Cochlear nucleus small cells use olivocochlear collaterals to encode sounds in noise

Abstract

ABSTRACTUnderstanding communication signals, especially in noisy environments, is crucial to social interactions. Yet, as we age, acoustic signals can be disrupted by cochlear damage and the subsequent auditory nerve fiber degeneration. The most vulnerable—medium and high-threshold—auditory nerve fibers innervate various cell types in the cochlear nucleus, among which, the small cells are unique in receiving this input exclusively. Furthermore, small cells project to medial olivocochlear (MOC) neurons, which in turn send branched collaterals back into the SCC. Here, we use single-unit recordings to characterise small cell firing characteristics and demonstrate superior intensity coding in this cell class.

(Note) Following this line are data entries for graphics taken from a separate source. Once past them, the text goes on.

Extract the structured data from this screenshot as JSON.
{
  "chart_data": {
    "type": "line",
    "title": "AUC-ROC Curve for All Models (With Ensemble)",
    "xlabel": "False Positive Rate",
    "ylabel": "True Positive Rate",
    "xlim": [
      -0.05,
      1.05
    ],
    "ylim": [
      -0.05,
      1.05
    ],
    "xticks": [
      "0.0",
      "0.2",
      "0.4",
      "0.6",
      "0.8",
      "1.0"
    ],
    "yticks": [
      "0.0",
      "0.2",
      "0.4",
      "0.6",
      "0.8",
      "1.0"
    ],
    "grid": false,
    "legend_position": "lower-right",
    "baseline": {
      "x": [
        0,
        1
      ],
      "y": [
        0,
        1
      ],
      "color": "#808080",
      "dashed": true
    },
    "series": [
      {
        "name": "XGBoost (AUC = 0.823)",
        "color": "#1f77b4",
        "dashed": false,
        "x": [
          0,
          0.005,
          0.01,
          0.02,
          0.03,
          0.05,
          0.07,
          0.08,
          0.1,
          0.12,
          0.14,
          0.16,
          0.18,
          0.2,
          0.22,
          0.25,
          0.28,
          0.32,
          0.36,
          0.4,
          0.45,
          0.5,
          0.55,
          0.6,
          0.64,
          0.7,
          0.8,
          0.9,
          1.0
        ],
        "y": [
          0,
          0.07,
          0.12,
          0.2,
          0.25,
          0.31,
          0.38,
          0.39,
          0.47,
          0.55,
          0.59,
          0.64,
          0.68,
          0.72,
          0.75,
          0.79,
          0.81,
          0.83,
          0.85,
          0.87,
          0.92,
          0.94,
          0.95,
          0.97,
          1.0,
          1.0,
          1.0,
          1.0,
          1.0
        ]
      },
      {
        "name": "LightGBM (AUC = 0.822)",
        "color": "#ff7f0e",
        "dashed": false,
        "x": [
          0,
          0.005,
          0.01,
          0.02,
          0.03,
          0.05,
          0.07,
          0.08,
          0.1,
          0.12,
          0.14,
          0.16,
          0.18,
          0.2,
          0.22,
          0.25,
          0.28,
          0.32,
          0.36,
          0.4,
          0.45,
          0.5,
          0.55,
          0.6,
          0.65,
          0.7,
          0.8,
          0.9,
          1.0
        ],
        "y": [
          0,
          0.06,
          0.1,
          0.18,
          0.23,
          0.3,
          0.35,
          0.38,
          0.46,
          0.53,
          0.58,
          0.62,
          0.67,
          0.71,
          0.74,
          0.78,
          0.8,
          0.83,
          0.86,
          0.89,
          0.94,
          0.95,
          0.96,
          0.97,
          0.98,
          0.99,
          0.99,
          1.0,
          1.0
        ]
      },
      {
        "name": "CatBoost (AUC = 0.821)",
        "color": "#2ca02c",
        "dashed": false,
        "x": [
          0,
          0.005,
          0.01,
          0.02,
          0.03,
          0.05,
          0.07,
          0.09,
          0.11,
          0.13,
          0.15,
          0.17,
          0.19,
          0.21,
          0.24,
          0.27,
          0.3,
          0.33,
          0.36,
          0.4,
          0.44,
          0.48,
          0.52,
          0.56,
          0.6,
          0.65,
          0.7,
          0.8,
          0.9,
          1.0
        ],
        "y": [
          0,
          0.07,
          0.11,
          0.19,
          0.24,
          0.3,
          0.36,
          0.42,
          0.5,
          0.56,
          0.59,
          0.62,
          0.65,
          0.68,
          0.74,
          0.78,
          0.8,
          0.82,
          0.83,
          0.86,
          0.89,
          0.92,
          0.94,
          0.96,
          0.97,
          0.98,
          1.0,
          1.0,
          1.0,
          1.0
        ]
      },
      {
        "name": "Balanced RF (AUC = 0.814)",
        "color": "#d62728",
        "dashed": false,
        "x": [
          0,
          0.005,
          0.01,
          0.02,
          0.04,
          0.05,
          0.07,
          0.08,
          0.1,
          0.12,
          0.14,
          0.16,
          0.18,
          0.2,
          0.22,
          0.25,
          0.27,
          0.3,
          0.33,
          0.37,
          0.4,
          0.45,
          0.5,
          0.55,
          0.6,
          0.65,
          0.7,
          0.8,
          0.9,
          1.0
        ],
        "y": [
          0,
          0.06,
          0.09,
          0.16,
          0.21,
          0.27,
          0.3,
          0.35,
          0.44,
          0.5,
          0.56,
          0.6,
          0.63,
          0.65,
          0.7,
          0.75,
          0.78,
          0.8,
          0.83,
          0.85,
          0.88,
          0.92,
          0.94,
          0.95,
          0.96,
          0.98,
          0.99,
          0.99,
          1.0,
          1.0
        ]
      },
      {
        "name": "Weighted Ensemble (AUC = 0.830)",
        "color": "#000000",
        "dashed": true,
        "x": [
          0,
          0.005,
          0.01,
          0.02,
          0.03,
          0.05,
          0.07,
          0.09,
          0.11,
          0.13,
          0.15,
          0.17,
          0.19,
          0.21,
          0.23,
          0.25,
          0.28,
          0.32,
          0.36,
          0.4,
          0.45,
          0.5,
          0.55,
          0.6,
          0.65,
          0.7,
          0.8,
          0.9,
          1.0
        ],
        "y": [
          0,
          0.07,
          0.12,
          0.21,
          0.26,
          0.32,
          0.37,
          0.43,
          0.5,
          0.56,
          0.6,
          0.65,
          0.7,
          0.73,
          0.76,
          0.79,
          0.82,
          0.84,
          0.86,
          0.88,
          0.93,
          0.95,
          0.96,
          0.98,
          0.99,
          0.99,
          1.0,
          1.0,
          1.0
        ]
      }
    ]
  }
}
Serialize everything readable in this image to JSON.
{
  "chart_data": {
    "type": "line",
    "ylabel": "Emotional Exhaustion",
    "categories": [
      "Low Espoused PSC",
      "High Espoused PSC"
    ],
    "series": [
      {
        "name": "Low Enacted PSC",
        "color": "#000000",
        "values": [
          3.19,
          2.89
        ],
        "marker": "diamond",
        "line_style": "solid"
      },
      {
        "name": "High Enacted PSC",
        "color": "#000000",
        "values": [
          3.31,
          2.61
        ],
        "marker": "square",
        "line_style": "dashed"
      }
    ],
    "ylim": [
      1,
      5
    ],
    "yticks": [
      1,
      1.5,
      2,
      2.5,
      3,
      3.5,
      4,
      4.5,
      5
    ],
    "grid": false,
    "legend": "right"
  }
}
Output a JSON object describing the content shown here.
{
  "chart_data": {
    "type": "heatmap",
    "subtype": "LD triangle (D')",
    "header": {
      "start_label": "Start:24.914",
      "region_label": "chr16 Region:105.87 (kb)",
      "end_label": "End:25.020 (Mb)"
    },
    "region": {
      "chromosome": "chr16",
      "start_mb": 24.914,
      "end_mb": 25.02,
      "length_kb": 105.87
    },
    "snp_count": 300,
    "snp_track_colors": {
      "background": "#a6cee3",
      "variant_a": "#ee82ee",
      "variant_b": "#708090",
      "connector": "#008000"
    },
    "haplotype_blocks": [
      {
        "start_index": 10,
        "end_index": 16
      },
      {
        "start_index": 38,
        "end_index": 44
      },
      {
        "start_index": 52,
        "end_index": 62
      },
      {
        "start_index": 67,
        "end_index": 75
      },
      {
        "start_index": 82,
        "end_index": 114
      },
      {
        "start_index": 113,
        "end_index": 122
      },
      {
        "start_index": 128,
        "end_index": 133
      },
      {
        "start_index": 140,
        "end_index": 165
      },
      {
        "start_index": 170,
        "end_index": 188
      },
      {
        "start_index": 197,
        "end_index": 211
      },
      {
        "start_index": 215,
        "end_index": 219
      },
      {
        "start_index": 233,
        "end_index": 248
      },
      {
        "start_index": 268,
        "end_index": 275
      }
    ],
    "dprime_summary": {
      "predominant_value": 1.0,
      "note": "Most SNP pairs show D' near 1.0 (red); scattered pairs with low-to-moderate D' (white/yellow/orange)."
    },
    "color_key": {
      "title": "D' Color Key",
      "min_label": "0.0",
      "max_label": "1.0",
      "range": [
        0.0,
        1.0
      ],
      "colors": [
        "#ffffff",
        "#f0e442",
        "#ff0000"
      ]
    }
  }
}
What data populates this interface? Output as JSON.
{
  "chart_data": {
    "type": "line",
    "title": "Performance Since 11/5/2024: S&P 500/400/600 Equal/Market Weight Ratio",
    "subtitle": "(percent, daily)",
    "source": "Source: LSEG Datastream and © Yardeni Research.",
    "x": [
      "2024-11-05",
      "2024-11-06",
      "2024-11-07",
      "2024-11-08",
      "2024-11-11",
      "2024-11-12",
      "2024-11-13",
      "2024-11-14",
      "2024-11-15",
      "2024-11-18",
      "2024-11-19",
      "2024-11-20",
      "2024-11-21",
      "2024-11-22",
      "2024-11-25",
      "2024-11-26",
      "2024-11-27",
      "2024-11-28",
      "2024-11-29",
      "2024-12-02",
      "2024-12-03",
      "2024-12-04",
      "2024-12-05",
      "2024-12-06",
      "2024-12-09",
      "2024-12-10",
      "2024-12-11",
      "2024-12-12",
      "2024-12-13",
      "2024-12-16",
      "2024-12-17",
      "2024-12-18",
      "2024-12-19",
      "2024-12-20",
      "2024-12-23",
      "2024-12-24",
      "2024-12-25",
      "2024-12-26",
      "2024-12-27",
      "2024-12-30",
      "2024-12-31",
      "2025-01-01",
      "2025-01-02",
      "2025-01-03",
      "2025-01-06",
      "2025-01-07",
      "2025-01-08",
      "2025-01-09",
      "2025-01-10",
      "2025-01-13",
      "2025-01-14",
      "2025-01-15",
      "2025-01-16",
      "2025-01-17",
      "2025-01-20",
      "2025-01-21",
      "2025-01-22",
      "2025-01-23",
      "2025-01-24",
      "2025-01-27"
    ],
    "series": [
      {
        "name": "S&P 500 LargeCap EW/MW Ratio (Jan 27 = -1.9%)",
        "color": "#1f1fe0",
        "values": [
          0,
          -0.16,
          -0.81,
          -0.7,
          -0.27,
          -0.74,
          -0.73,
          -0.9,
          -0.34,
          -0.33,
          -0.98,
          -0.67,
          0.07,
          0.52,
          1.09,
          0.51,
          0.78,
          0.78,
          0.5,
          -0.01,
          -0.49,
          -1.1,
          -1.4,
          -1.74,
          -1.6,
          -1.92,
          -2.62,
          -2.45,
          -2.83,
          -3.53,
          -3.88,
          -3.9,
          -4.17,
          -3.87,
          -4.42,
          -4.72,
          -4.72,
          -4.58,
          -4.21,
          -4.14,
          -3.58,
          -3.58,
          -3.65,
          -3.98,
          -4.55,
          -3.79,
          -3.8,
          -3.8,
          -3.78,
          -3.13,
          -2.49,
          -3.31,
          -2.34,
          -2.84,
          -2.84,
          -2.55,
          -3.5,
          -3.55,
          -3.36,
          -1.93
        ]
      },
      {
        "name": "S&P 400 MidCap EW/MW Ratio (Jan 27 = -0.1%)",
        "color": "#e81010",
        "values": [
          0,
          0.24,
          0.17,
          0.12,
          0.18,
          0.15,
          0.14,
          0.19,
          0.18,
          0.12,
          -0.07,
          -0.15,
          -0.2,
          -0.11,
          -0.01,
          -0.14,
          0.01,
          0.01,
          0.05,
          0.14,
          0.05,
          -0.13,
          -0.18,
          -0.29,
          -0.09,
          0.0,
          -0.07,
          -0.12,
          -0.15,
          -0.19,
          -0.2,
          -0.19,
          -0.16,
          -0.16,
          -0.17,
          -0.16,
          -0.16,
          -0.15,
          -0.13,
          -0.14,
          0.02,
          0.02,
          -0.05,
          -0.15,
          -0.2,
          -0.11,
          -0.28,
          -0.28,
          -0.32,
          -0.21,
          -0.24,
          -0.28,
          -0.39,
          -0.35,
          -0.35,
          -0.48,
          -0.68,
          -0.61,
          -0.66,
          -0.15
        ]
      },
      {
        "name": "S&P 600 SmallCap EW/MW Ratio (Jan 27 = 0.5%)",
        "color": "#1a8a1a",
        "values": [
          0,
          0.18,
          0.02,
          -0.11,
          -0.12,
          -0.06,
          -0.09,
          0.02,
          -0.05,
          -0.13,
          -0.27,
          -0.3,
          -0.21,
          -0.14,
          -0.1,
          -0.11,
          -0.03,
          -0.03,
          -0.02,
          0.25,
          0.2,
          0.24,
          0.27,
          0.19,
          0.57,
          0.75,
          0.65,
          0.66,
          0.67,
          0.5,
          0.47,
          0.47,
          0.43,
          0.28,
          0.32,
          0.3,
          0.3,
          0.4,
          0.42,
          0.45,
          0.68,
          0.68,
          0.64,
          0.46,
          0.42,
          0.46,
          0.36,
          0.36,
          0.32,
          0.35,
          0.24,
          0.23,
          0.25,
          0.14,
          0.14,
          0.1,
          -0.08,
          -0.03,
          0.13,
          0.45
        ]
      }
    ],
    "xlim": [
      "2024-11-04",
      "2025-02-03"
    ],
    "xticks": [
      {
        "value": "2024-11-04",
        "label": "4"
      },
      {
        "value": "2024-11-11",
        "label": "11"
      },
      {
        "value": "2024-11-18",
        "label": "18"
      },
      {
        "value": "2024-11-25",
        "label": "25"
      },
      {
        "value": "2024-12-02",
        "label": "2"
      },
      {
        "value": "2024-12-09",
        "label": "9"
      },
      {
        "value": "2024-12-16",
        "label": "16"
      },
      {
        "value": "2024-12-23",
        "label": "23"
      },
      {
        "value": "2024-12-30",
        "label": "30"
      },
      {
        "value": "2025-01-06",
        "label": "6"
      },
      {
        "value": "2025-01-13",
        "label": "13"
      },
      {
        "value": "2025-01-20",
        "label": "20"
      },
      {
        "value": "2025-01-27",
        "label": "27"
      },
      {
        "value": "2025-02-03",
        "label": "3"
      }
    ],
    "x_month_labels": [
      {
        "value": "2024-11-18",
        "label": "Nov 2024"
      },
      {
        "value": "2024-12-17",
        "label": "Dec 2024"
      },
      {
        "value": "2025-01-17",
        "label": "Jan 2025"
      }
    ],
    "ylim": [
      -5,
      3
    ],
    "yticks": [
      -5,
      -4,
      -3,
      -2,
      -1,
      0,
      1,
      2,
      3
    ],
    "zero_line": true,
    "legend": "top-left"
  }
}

We show converse effects when activating/blocking the MOC system, demonstrating that small-cell unique coding properties are facilitated by direct cholinergic input from the MOC system. Small cells also maintain tone-level coding in the presence of background noise. Finally, small cells precisely code low-frequency modulation more accurately than other ventral CN (VCN) cell types, demonstrating accurate envelope coding that may be important for vocalisation processing. These results highlight the small cell–olivocochlear circuit as a key player in signal processing in noisy environments, which may be selectively degraded in aging or after noise insult.